LAWS(BOM)-2007-6-39

A P BANAJI Vs. UNION OF INDIA

Decided On June 16, 2007
ANDHRA PRADESHBANAJI Appellant
V/S
UNION OF INDIA Respondents

JUDGEMENT

(1.) This appeal is directed against the judgement and order dated 18th July 1996 of a learned Single Judge of this Court dismissing Writ Petition No. 639 of 1996. By the said Writ Petition, the appellant had prayed for issuance of a writ of certorari praying for quashing and/or setting aside the policy of de-hiring of the requisitioned flats. By the Writ Petition, the appellant had also prayed for issuance of a writ of mandamus directing the respondents, Union of India and Chief of Naval staff to immediately and forthwith de-hire a flat belonging to the appellant bearing flat No. 3 at the building "Cliff" Pochkhanawala Road, Worli, Mumbai (for short "the flat").

(2.) Briefly stated the facts are that in or about the year 1930, the appellants grandmother, Gulbai Banaji constructed a building by name "the Cliff" at Pochkhanawala Road, Worli, Mumbai. At the onset of world war in the year 1939, Government of India urgently required several premises in Mumbai for the officers of its Armed Forces. On 10th August 1942, the Government hired the entire building "the Cliff" from Gulbai under the Defence of India Rules,1939. Thereafter an agreement dated 15th February 1944 was entered into between the said Gulbai and the Governor General in Council, hiring the flat No. 3 on a monthly rent of Rs. 775/-. Remaining flats in the said building except the flat No. 3 which is the subject matter of this appeal were dehired and released by the Government. Before her death, Gulbai gifted the flat No. 3 to her son Firoz Banaji, the father of the present appellant. It appears that the appellants father sold the flat to one Mr.Mehrabai Anklesaria but some time in the year 1984 the appellant repurchased it from her. The appellant and his predecessors in title made several representations to the Ministry of Defence for de-hiring of the flat. However, the representations were turned down by the authorities on the ground that there was paucity of accommodation for the defence officers in Mumbai. The appellant was also informed that the Defence Ministry had formulated a de-hiring policy and since as per the policy, only the flats equivalent to 10% of the new accommodation acquired by the authorities in a year were to be de- hired during that year. That policy of de-hiring as well as the refusal of the respondents to de-hire the flat was challenged by the appellant by the writ petition. The decision of the learned single Judge dismissing the writ petition is impugned in this appeal.

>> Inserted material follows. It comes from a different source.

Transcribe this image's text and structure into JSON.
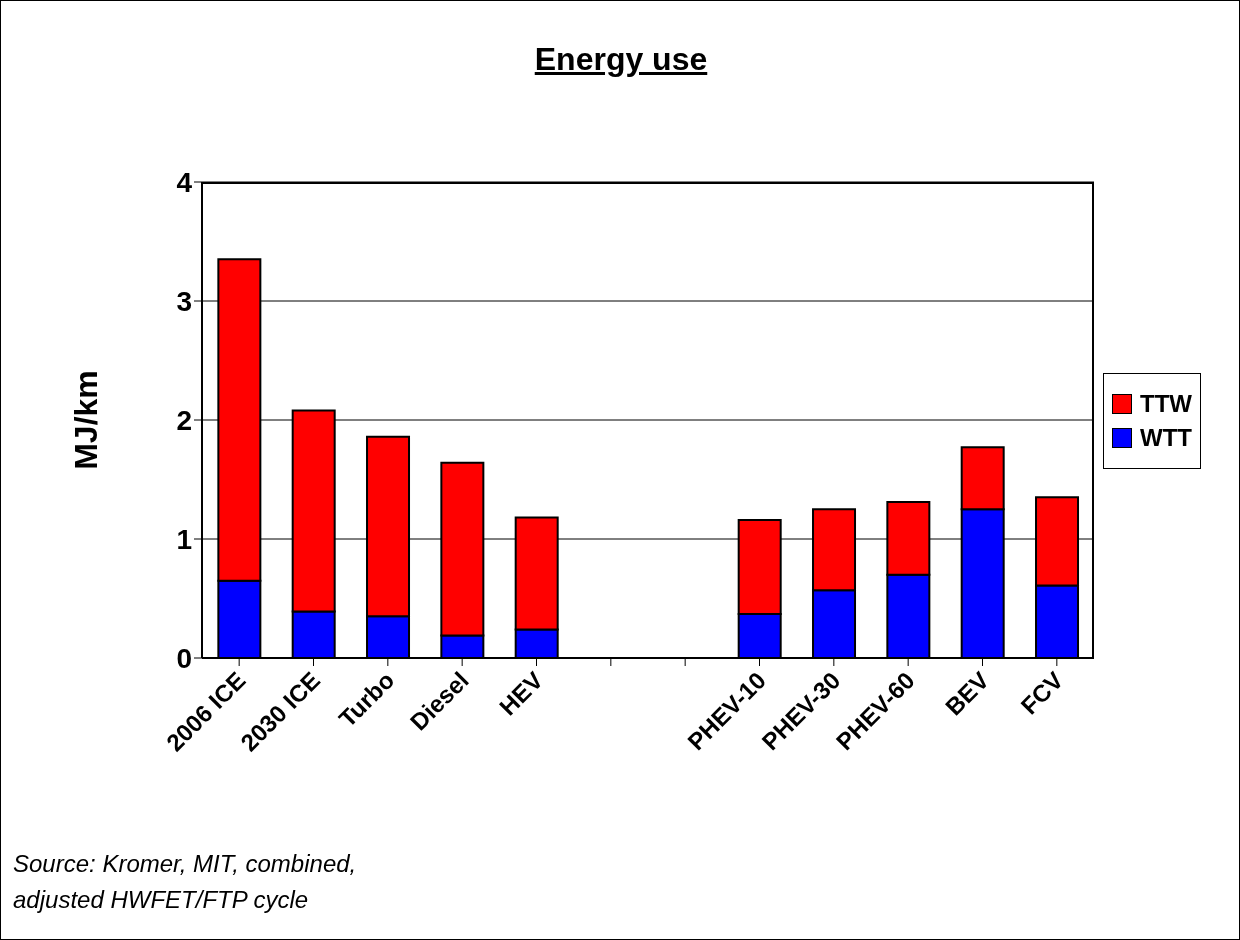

(3.) Learned Counsel for the appellant submitted that the learned Single Judge erred in dismissing the writ petition. The flat was hired by the Governor General in Council under the Defence of India Rules, 1939 which was a compulsory hiring. The compulsory hiring under the Defence of India Rules 1939 was similar to the requisitioning of premises and therefore the principles laid down by the Supreme Court in its decision in H.D. Vora v. State of Maharashtra,1984 AIR(SC) 886 and in Grahak Sanstha Manch v. State of Maharashtra squarely applicable to the facts of the case. He submitted that in the aforesaid cases the Supreme Court has clearly laid down that the premises cannot be requisitioned for a period of more than 30 years and the same principle must also apply to compulsory hiring of the premises made under the Defence of India Rules, 1939. He submitted that the premises have continued to be hired by the Government since the year 1942 for a period of more than 60 years. The Government has no right to continue to hire the said flat beyond 30 years and continued hiring of the flat by the Government amounts to an unreasonable restriction on the appellants right to own and enjoy the property. He submitted that the policy of de-hiring limited to 10% of the new accommodation made available to the defence department was arbitrary and unreasonable. Till the date of the decision of the learned Single Judge only 66 flats were de-hired and the appellants flat which was at Sr. No. 183 in the list prepared by the Defence Ministry was not likely to be hired for several years taking into consideration that only about 10 flats were being de-hired every year as per the said policy. Counsel for the appellant further submitted that respondents were also not strictly adhering the flats according to the seniority according to the date of initial hiring and they had de-hired some flats out of turn. He submitted that respondents had released some flats in Marlow building out of turn in violation of their own policy of dehiring according to the seniority and the appellants flat was not being de-hired because of an unreasonable policy of de-hiring, which needs to be quashed.